The run finishes downtown, travelling over Kelly Drive, Chestnut Street and the Parkway before concluding (where else?) on the steps of the Art Museum.
Given the nature of the event, nothing is required of runners—meaning people can run the whole time, or join in halfway through the route, or even just for the final few miles. Those who will be at the starting line are encouraged to bring any used shoes—running shoes, dress shoes, etc.—for donations to Back on My Feet, a local running club dedicated to inspiring those experiencing homelessness.
Of course, the Rocky movies are not only legendary in Philadelphia—and Rebecca Schaefer has learned that firsthand in preparing this race. “I guess I just didn’t know how huge [the movie] is globally,” she admits. “We have 1100 people in our Rocky 50K Run Facebook group, which includes people from all over the world. Runner’s World magazine did a little blurb on the run. A Brazilian TV station even did a piece where they interviewed me.”

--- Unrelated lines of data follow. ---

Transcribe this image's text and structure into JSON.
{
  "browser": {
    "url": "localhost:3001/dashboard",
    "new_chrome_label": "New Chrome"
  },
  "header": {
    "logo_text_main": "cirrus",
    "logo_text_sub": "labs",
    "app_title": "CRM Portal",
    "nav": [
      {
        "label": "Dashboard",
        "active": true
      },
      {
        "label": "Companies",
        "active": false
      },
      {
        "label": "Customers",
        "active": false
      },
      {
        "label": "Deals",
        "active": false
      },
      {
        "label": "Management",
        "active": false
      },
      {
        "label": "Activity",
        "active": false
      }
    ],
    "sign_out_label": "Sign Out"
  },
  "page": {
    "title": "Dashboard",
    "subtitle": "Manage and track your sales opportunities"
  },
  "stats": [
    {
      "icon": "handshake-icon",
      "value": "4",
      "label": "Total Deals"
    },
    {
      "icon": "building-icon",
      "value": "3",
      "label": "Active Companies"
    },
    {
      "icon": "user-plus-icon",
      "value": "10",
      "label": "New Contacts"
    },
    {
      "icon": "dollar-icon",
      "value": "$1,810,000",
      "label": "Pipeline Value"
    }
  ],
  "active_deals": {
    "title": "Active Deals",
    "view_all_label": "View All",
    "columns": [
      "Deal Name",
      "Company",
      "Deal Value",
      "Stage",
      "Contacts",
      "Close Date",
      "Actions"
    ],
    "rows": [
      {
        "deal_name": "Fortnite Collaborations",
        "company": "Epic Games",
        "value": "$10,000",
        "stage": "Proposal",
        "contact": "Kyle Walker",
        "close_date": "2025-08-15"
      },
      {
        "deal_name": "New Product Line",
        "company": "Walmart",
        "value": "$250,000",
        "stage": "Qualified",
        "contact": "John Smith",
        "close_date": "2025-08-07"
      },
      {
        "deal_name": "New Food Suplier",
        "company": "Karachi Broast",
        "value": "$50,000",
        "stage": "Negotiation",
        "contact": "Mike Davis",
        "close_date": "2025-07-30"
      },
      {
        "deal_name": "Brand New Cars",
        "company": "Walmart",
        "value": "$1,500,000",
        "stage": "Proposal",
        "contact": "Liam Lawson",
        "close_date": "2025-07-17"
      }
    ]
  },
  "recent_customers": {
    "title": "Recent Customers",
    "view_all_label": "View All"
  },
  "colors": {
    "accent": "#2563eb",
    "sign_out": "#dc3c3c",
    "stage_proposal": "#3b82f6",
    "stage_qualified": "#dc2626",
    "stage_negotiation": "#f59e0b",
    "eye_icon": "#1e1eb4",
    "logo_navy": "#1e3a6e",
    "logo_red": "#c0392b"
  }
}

The nature of the event makes it difficult to track how many people will be part of the run, but Rebecca seems optimistic as to the turnout. “I’m not exactly sure what to expect,” she admits. “I plan to run the whole course, and then stick around to cheer on other people.”
“And of course, if people decide to take that celebration to a local watering hole, I’m happy to join them.”
The only thing that hasn’t been decided is the weather—and that is up in the air. At the beginning of the week, freezing rain was forecasted, but those chances have steadily decreased as the run gets closer. As of today, the forecast calls for the run to begin under cloudy skies and temperatures in the mid-30s. Cold, to be sure, but nothing that would’ve stopped a guy who worked out in a meat freezer.
“In Rocky IV, he ran up a freakin’ mountain in the snow!” said Rebecca. “I don’t think a little rain is going to stop anything.”